GNOME Bugzilla – Bug 754913
Race condition in deploy results in unbootable system
Last modified: 2015-09-23 23:18:01 UTC
I ran into a race condition in the field that resulted in an unbootable system despite OSTree's goal of preventing this from happening. I analyzed the file system state on the device in question and came up with this scenario for what happened when deploying: 1. Bootlinks are swapped and synced 2. Bootloader symlink is swapped, but NOT written to disk 3. Old bootlinks are cleaned up by ostree_sysroot_cleanup(), and this deletion is written to disk 4. System crashes After step (3), the bootloader symlink is still pointing to the old bootlink, but that bootlink has been removed from the disk. On the next boot, the bootloader will look for the nonexistant bootlink and fail.

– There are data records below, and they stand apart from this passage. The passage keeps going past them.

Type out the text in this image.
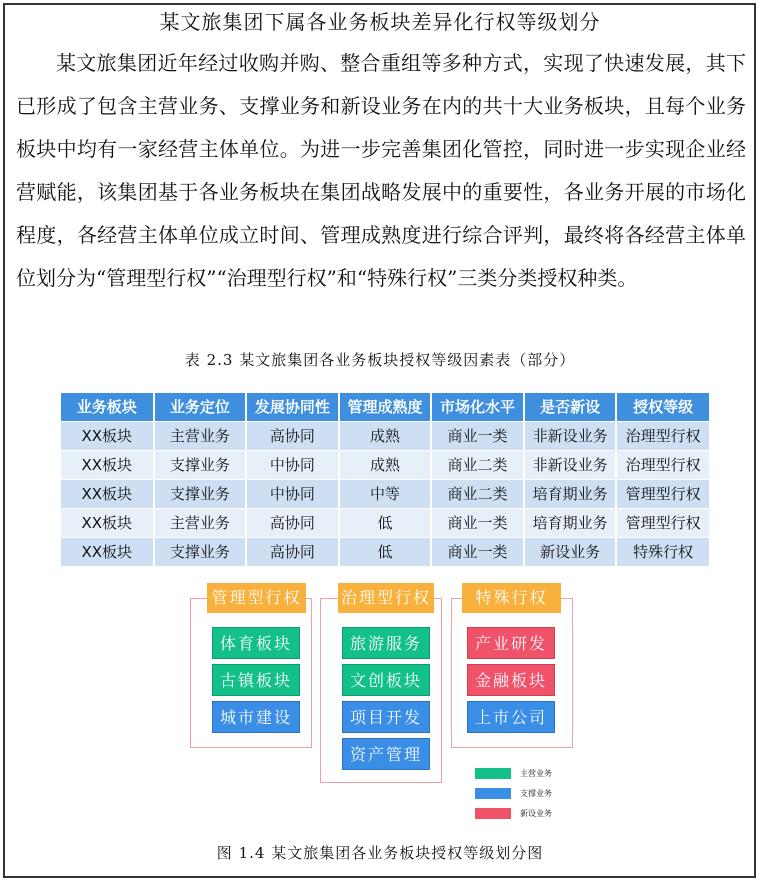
某文旅集团下属各业务板块差异化行权等级划分

某文旅集团近年经过收购并购、整合重组等多种方式，实现了快速发展，其下已形成了包含主营业务、支撑业务和新设业务在内的共十大业务板块，且每个业务板块中均有一家经营主体单位。为进一步完善集团化管控，同时进一步实现企业经营赋能，该集团基于各业务板块在集团战略发展中的重要性，各业务开展的市场化程度，各经营主体单位成立时间、管理成熟度进行综合评判，最终将各经营主体单位划分为“管理型行权”“治理型行权”和“特殊行权”三类分类授权种类。

表 2.3 某文旅集团各业务板块授权等级因素表（部分）
业务板块	业务定位	发展协同性	管理成熟度	市场化水平	是否新设	授权等级
XX板块	主营业务	高协同	成熟	商业一类	非新设业务	治理型行权
XX板块	支撑业务	中协同	成熟	商业二类	非新设业务	治理型行权
XX板块	支撑业务	中协同	中等	商业二类	培育期业务	管理型行权
XX板块	主营业务	高协同	低	商业一类	培育期业务	管理型行权
XX板块	支撑业务	高协同	低	商业一类	新设业务	特殊行权
管理型行权
体育板块
古镇板块
城市建设
治理型行权
旅游服务
文创板块
项目开发
资产管理
特殊行权
产业研发
金融板块
上市公司
主营业务
支撑业务
新设业务
图 1.4 某文旅集团各业务板块授权等级划分图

Created attachment 311193 [details] [review] Patch to fix deployment race
Review of attachment 311193 [details] [review]: Thanks for the excellent bug report, and sorry about that =/ Our testing story for this needs to improve, and I might be able to look at that soon. Something like having libostree support waiting at each step in the critical sections and poweroff qemu at each one. What version of OSTree was this machine running? And which filesystem for / ? I believe this would be fixed by: https://git.gnome.org/browse/ostree/commit/?id=76a976817fb22c419557c6e010638b7ed2c2549b But I'll investigate some more.
It would have been ostree 2013.6, so it was indeed likely fixed through that patch there.
Oh, and / and /boot are ext4 in our products.
Yep, it was observed in ostree 2013.6, and I agree that the patch Colin linked to should have fixed it.
Since this should be fixed I'll close the bug.